United Parcel Service (NYSE: UPS) came in with wobbly second-quarter earnings earlier this week. It is a mystery to this investor why the stock just keeps going up. As you’ll see, the numbers aren’t that great and the stock is wildly overvalued.
Domestic revenue eked out a 2% rise to $8.79 billion, which is pretty lousy. When we drill down into that figure, we do find some good news, which has to do with the company’s relatively new USPS-integrated products. The 2% increase was the result of an 8% increase in the SurePost product, on top of a terrific 15% jump in deferred air freight product.
What is SurePost? Basically, it allows people to ship using all the logistical support of UPS Ground. Rather than have each UPS truck deliver each package individually for a given zone, the company instead delivers them to the local U.S. Post Office branch for the last leg of delivery. Thus, UPS saves on labor and fuel as well as vehicle usage. The cost savings are passed on to consumers. If the package is not terribly urgent, then it saves people money.
The deferred air freight product is the same concept, but for things that need to travel by air.
There’s bad news elsewhere, though. We see that fuel surcharges are being lowered or removed since the price of gasoline has been falling. Thus, domestic revenue per package saw 0% growth. That’s depressing because it means UPS has virtually no growth in this segment, and any it had was goosed by the surcharges.
Business in Europe looked better. Intra-European UPS shipments grew 8.49%. The bad news? The strong dollar offsets the good news.
Sad Financials
When we turn back to the UPS earnings report, we see just how sad the picture is for all of UPS. Domestic revenue was up 1.59%. International revenue declined badly, down 6.39%, while Supply Chain and Freight revenue fell 4.49%. Add it all up and we find a disappointing 1.2% revenue growth rate.
If you were foolish enough to only look at operating profit and earnings per share, you’d be tricked.
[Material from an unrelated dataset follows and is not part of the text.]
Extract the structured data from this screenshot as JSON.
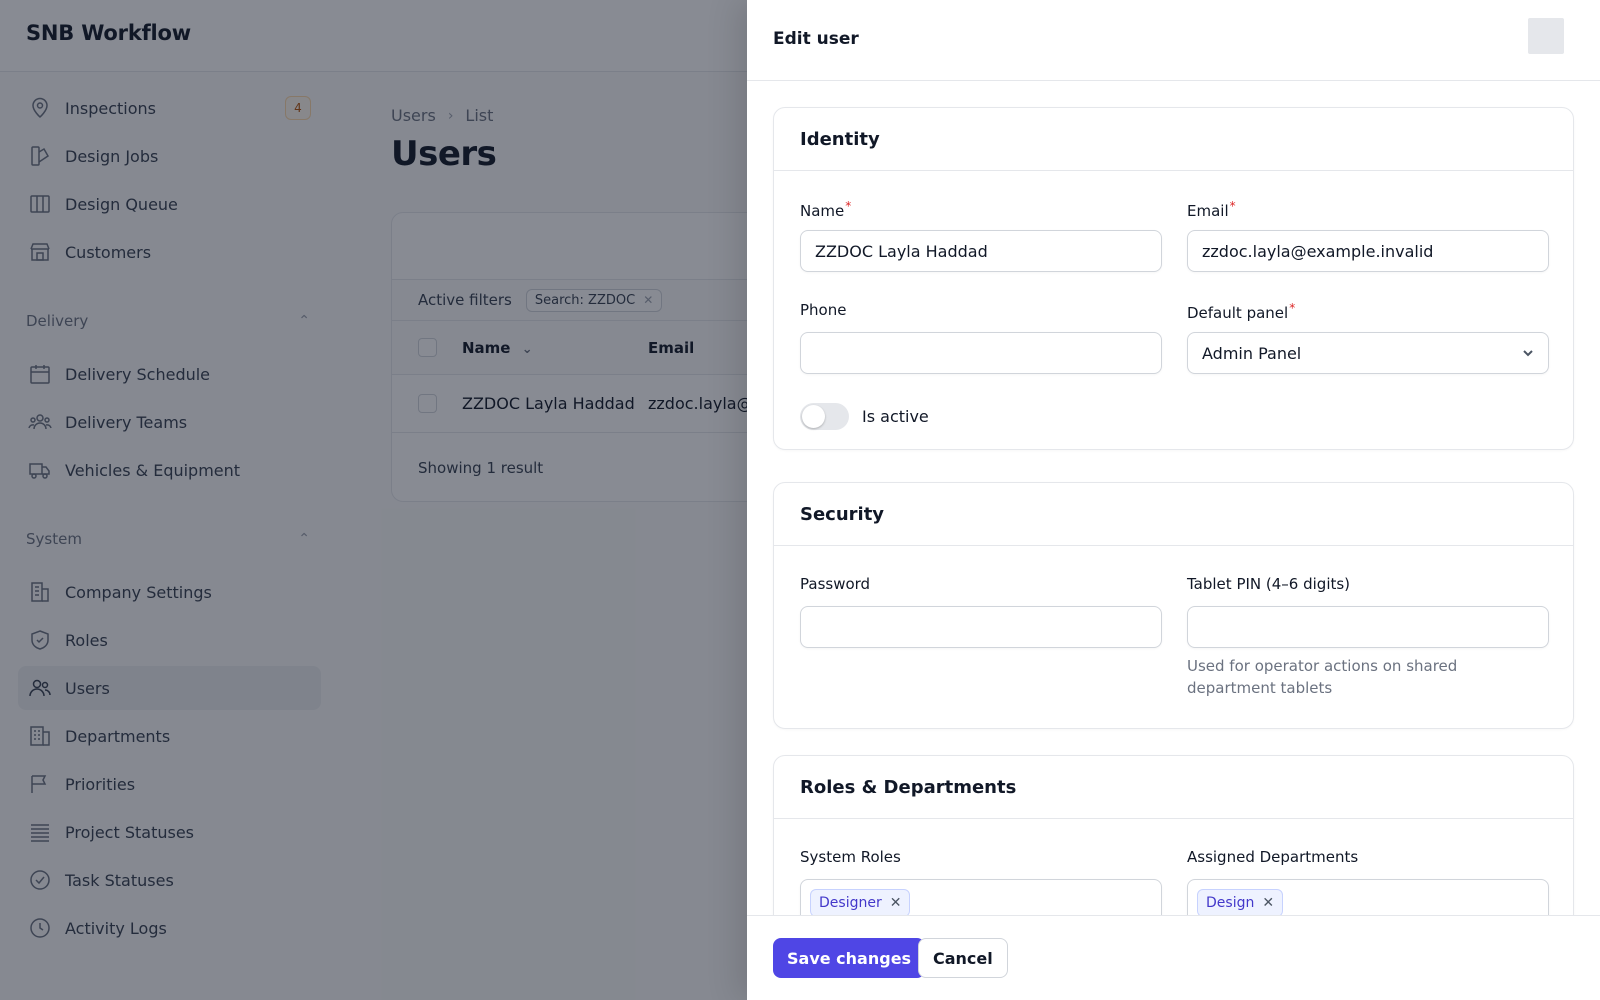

Operating expenses were trimmed by 9.9%. That amounts to a $1.4 billion decline. But if you only looked at operating profit, you’d see a $1. 2 billion jump, and think all was well … except that’s entirely due to the expenses cuts.
Earnings per share exploded from $0.49 to $1.35 for 170% growth, right? Well, no. The $776 million jump in net income is the bottom line result of the cost cuts.
But there is one piece of truly great news, in that UPS continues to generate truly strong free cash flow, to the tune of $3.3 billion year to date.
Too Expensive
UPS is a sell. It’s not growing. The stock trades at 21 times the $5.20 in EPS expected for the year. I love the company , but it is far, far too expensive if it isn’t growing.
By the way, the UPS picture does not bode well for the overall economy. When things are booming, companies like UPS are shipping stuff – LOTS of stuff. There is no growth here in the U.S., which means orders stink. That explains why UPS is telling the Fed NOT to raise interest rates, which would tamp down economic growth.